Pediatric Asthma Management: A Comprehensive Guide for Parents and Caregivers

2024-03-26 16:23:14

In preschool children, it is essentially based on the frequency of interictal symptoms and the assessment of risk factors for exacerbation (at least one severe crisis in the previous year, environmental smoking, pollution, allergen exposure, poor compliance) .

The decision-making algorithm (fig. 2) distinguishes 4 levels:

  • level 1: infrequent virus-induced wheezing AND few interictal symptoms: no background treatment ;
  • level 2: insufficiently controlled signs or more than one exacerbation in the year requiring corticosteroids: CI at low daily dose for at least 3 months;
  • level 3: situation out of control despite low-dose ICs: doubling of the dosage (up to the average dose) or addition of montelukast;
  • level 4: specialist opinion.

The response to treatment should be regularly assessed: every 3 to 6 months.

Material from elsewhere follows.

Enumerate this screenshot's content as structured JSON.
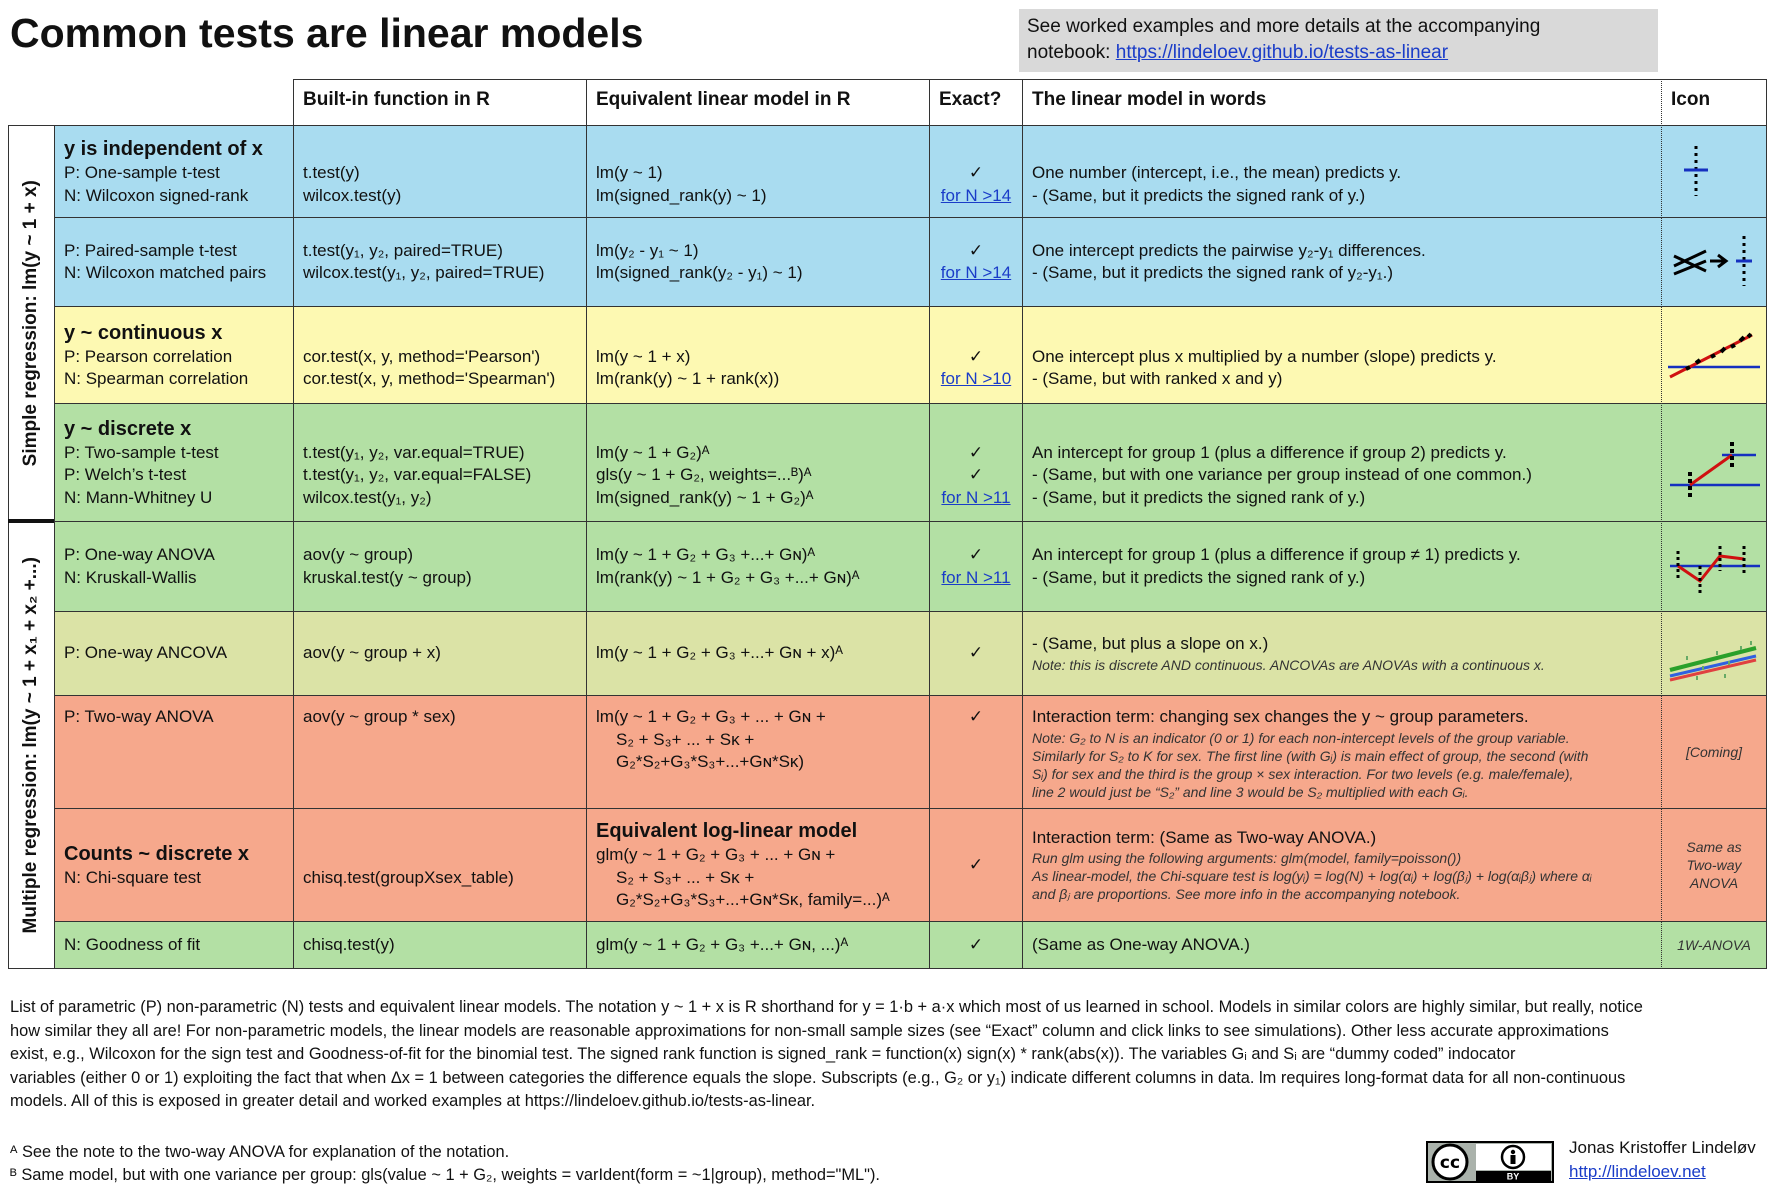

After stabilization, we try to reduce the corticosteroid dosage gradually until the minimum effective threshold. For most young children, it is possible to interrupt it during the summer period.

The management of exacerbations must be anticipated, with a written action plan explained to parents: it encourages them to call the doctor (or the healthcare system) in the absence of response to a beta 2 -mimetic following 1 hour or when the seizure is unusual.